Limiting Concurrency in Go
Go's goroutines make it easy to make embarrassingly parallel programs, but in many "real world" cases resources can be limited and attempting to do everything at once can exhaust your access to them.
In these cases, you need to limit the concurrency of your program to fall in line with the acceptable or optimum use of those resources. In many languages which use threads (or greenlets), pools are used to limit concurrency. They can be as easy to use as this example in python:
from gevent.pool import Pool
from requests import get
concurrency = 5
urls = ["url1", "url2", "..."]
Pool(concurrency).map(get, urls)
Since Go already has built in concurrency primitives in the way of goroutines and channels, lets look at an example which is an idiom borrowed from the net
package:
concurrency := 5
sem := make(chan bool, concurrency)
urls := []string{"url1", "url2"}
for _, url := range urls {
sem <- true
go func(url) {
defer func() { <-sem }()
// get the url
}(url)
}
for i := 0; i < cap(sem); i++ {
sem <- true
}
First, a channel is created called sem (as it will act as a semaphore) with the level of concurrency desired. As we loop over the urls, we attempt to put a bool onto the channel. If it isn't full, we fire off the goroutine on the URL, which defers a read from the semaphore which frees its slot.

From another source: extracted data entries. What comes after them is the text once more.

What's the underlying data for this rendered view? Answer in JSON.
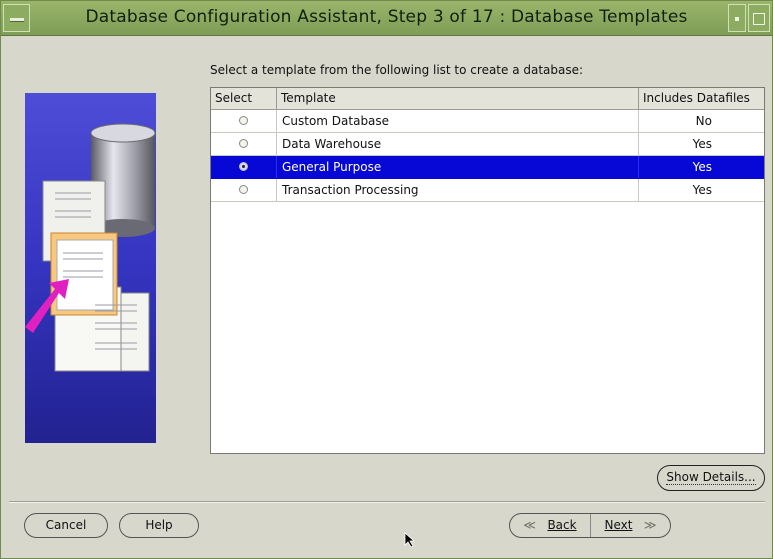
{
  "window": {
    "title": "Database Configuration Assistant, Step 3 of 17 : Database Templates"
  },
  "content": {
    "instruction": "Select a template from the following list to create a database:",
    "table": {
      "columns": [
        "Select",
        "Template",
        "Includes Datafiles"
      ],
      "rows": [
        {
          "template": "Custom Database",
          "includes_datafiles": "No",
          "selected": false
        },
        {
          "template": "Data Warehouse",
          "includes_datafiles": "Yes",
          "selected": false
        },
        {
          "template": "General Purpose",
          "includes_datafiles": "Yes",
          "selected": true
        },
        {
          "template": "Transaction Processing",
          "includes_datafiles": "Yes",
          "selected": false
        }
      ]
    },
    "show_details_label": "Show Details..."
  },
  "footer": {
    "cancel_label": "Cancel",
    "help_label": "Help",
    "back_label": "Back",
    "next_label": "Next"
  },
  "colors": {
    "titlebar": "#8fab63",
    "selection": "#0707d6",
    "illustration_bg": "#3b3bc8"
  }
}
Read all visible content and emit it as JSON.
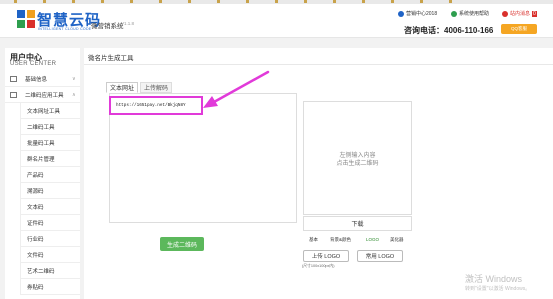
{
  "header": {
    "brand_title": "智慧云码",
    "brand_subtitle": "INTELLIGENT CLOUD CODE",
    "system_name": "微营销系统",
    "version": "V1.1.8",
    "account_label": "营销中心2018",
    "help_label": "系统使用帮助",
    "message_label": "站内消息",
    "message_count": "0",
    "phone": "咨询电话：4006-110-166",
    "qq_label": "QQ客服"
  },
  "sidebar": {
    "title": "用户中心",
    "subtitle": "USER CENTER",
    "groups": [
      {
        "label": "基础信息",
        "chevron": "∨"
      },
      {
        "label": "二维码应用工具",
        "chevron": "∧"
      }
    ],
    "items": [
      "文本网址工具",
      "二维码工具",
      "批量码工具",
      "群名片管理",
      "产品码",
      "溯源码",
      "文本码",
      "证件码",
      "行业码",
      "文件码",
      "艺术二维码",
      "券贴码"
    ]
  },
  "main": {
    "panel_title": "微名片生成工具",
    "tabs": [
      "文本网址",
      "上传解码"
    ],
    "url_value": "https://1651pay.net/BkjqN8Y",
    "preview_text": [
      "左侧输入内容",
      "点击生成二维码"
    ],
    "download_label": "下载",
    "options": [
      "基本",
      "背景&颜色",
      "LOGO",
      "美化器"
    ],
    "upload_logo_label": "上传 LOGO",
    "common_logo_label": "常用 LOGO",
    "upload_hint": "(尺寸100x100px内)",
    "generate_label": "生成二维码"
  },
  "watermark": {
    "line1": "激活 Windows",
    "line2": "转到\"设置\"以激活 Windows。"
  },
  "colors": {
    "brand_blue": "#1f63c6",
    "highlight_magenta": "#e13ad9",
    "generate_green": "#5cb85c",
    "qq_orange": "#f5a623"
  }
}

After the last goroutine is fired, there are still concurrency
amount of goroutines running. In order to make sure we wait for all of them to finish, we attempt to fill the semaphore back up to its capacity. Once that succeeds, we know that the last goroutine has read from the semaphore, as we've done len(urls) + cap(sem)
writes and len(urls)
reads off the channel.
This is of course more verbose than the pool example above, but it's conceptually very simple, and there is opportunity for semaphore write/reads to be delayed or surround multiple throughput-controlled sections of the code in a flexible yet readable manner.